I’ve got some heat lately folks for talking about “Me” in a way that excludes the import of “You.”  How does anyone talk about the importance of the self without sounding seriously arrogant, disinterested in others, egocentric, ungrateful and rude?  Clearly it’s a learning process.  That’s something of what I’m hoping will evolve this year as we journey together.  Please let me know what you think on this subject.

I was very excited about having a morning to myself today and had built up a storybook page turning space of time for me.  However my night went bad, and like opening the oven door too soon with the bread still rising, I just didn’t get up well.  Partly in denial that the day was already slipping away, I kept going towards my hopes.  The clock sped up and I finally got out the door with the kids buckled to where they needed to go.  And then I realized I forgot my computer and phone.  Not so easy to work without those.

I live in the hills and although I’m not far from street lights and normal trafficked buildings, getting between me and them takes me through many blind 25 mph corners, steep hills over narrow roads.  Today I felt like I got caught in those hills.  My mom-van felt off-balance and the tight corners treated my tires cruelly.  I went back home to get my computer and back down to town finally.
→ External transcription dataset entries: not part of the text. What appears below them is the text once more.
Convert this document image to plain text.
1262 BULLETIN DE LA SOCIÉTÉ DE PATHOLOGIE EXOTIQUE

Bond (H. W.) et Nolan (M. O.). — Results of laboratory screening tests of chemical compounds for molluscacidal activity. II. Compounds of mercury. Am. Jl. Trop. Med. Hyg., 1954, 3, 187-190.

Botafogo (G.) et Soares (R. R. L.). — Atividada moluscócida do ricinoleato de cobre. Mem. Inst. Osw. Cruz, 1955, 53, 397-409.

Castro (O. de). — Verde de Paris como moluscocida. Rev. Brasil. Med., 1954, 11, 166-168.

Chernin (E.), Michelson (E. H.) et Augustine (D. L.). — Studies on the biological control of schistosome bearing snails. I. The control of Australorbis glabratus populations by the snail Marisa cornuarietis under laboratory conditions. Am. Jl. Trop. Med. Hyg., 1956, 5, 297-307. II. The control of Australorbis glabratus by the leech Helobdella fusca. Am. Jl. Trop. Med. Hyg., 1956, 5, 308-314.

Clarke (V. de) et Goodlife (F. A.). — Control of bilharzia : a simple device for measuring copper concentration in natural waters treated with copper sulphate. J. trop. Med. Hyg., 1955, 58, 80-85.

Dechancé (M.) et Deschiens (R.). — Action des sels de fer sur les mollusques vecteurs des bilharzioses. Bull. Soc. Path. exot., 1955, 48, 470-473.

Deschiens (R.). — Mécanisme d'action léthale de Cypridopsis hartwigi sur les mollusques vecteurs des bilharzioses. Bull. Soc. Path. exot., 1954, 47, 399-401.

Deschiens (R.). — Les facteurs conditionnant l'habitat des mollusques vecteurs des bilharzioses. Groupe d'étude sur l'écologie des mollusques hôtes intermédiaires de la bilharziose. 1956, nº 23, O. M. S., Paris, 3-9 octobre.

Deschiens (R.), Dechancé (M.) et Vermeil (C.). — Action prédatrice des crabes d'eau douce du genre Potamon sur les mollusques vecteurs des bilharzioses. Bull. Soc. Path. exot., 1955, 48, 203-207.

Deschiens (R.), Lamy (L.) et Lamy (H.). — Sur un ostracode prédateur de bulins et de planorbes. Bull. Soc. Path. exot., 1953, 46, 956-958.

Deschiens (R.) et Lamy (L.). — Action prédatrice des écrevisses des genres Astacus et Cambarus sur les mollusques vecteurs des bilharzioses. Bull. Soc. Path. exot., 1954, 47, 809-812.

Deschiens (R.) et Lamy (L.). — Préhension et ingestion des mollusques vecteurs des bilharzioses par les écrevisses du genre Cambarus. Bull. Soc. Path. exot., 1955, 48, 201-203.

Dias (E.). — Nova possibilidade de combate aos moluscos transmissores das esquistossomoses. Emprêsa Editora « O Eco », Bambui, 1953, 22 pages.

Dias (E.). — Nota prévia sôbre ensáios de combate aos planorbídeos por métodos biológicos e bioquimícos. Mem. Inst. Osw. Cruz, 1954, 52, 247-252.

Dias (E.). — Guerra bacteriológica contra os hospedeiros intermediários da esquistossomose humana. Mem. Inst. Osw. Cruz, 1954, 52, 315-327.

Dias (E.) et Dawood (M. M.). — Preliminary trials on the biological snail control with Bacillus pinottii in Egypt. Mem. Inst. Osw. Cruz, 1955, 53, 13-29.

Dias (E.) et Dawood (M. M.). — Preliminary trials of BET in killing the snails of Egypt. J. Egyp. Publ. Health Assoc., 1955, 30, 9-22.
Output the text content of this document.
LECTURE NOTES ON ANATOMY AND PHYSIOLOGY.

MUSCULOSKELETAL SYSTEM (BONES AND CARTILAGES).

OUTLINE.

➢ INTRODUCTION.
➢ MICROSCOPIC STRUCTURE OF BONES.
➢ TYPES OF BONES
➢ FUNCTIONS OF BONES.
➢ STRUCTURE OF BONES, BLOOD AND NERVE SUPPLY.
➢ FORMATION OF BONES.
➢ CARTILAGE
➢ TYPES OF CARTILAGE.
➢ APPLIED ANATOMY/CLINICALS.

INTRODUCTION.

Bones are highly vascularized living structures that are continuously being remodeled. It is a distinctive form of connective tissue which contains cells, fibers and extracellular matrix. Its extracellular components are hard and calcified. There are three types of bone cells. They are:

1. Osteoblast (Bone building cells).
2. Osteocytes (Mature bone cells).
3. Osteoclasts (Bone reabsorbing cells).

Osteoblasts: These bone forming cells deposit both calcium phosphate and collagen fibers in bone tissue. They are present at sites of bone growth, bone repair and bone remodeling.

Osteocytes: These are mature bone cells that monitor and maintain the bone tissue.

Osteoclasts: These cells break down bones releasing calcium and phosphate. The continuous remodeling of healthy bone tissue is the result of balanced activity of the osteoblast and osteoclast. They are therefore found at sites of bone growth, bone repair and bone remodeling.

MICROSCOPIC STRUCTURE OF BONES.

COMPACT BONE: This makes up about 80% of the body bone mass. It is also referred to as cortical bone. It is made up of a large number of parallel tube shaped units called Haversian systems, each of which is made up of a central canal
I had great intentions for today.  However, I got stuck and stuck again.  That is what it can be like when we try to treat ourselves well.  It can feel like the roads swallow us up and we just can’t get there.

As my husband says, “That’s how it rolls!”

Question:  How do you see self-care differently from self-centeredness?  Please tell me your story of friendship.

Self-Care Tip #77 – Don’t get confused.  Taking care of yourself is not selfish.  Be a friend to yourself.